Governor O P Kohli gave assent to the Gujarat Local Authorities Laws (Amendment) Bill 2009 in November 2014. It makes it mandatory to vote in the elections to the local bodies, apart from reserving half the seats for women.
"The bill has been moved in a hurry without inviting any discourse with intellectuals, experts or social activists. This bill is violative of the right to freedom under the article 19 (1) (a) as it does not give choice to voters to abstain from voting," Congress's chief whip in the Assembly, Balwantsinh Rajput, said in his letter on Friday. 
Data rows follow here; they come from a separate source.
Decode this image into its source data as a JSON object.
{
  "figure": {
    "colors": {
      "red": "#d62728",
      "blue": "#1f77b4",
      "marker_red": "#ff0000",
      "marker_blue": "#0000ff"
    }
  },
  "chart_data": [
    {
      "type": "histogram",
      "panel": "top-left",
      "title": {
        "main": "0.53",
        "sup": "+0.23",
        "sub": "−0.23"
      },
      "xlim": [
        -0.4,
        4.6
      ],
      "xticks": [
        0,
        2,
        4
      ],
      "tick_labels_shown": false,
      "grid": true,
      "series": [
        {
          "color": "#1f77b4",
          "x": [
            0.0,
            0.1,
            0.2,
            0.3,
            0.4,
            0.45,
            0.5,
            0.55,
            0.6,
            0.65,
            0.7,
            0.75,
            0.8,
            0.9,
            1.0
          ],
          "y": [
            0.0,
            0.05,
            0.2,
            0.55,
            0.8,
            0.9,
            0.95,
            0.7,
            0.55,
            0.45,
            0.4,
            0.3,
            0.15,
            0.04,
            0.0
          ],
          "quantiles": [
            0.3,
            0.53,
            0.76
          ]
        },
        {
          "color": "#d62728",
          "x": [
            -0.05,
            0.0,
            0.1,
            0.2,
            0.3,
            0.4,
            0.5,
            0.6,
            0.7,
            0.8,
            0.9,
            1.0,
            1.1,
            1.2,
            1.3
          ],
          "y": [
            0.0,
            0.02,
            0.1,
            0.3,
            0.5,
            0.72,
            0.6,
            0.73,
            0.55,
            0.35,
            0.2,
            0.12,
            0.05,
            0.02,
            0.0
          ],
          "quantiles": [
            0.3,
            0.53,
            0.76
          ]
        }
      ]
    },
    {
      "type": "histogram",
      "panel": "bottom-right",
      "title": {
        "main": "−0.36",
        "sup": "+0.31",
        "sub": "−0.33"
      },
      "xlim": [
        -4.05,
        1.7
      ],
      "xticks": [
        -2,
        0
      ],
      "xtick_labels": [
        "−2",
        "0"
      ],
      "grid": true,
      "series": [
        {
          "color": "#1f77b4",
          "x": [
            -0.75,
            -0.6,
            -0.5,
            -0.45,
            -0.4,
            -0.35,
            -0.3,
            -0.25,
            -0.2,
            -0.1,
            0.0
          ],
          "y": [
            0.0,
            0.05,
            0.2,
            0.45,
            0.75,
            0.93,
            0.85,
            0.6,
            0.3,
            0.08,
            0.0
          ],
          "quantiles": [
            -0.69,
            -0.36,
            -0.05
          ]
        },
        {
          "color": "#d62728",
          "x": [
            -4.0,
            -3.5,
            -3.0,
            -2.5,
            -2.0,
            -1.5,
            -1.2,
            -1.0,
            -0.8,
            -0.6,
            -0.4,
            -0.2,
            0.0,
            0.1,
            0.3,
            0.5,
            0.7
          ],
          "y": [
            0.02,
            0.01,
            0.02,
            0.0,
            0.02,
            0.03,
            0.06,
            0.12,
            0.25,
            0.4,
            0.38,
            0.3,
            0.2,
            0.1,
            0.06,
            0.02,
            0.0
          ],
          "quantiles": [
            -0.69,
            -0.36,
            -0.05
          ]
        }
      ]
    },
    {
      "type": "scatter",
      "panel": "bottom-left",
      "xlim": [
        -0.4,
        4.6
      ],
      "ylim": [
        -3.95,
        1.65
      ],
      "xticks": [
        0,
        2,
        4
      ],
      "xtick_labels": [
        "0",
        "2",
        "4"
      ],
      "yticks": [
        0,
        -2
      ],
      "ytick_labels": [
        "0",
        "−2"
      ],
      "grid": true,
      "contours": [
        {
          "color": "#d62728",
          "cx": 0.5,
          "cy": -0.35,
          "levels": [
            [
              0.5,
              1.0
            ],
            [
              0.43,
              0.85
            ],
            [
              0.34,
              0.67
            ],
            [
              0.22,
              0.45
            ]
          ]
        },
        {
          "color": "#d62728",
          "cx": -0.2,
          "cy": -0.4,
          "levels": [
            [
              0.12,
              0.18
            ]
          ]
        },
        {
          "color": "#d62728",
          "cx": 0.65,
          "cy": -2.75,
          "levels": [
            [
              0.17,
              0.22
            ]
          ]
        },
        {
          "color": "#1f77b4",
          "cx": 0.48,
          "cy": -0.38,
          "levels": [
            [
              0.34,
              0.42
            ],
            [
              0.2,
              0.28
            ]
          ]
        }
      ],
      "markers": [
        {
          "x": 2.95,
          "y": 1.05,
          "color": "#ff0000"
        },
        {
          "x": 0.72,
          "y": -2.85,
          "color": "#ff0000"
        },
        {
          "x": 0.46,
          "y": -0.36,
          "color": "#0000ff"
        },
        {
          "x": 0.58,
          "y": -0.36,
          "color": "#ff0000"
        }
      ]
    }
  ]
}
Article 51 (a) of the Constitution gives the right to vote, but doesn't speak about mandatory duty, the letter said. The BJP government earlier this month formed a committee, headed by the former state election commissioner K C Kapoor, to frame rules under the law and invited suggestions from the people.

Rajput said if a person, though physically fit, can not cast vote due to some social or other compulsion, it would be improper to impose "an illogical law" on him or her. The committee -- which is supposed to prescribe the penal action under the law -- cannot declare a citizen as defaulter and bar him/her from casting a vote, contending polls or winning an election (for failing to exercise the franchise), Congress said, adding that such an action would amount to the capital punishment in a democracy.

The law itself does not specify the punishment, so it is not clear. Further, the Gujarat citizens who are outside the state during the polls can not be forced to vote, it said. Former Governor Kamla had refused assent to the bill twice, saying it violated the Article 21 (right to personal liberty) of the constitution.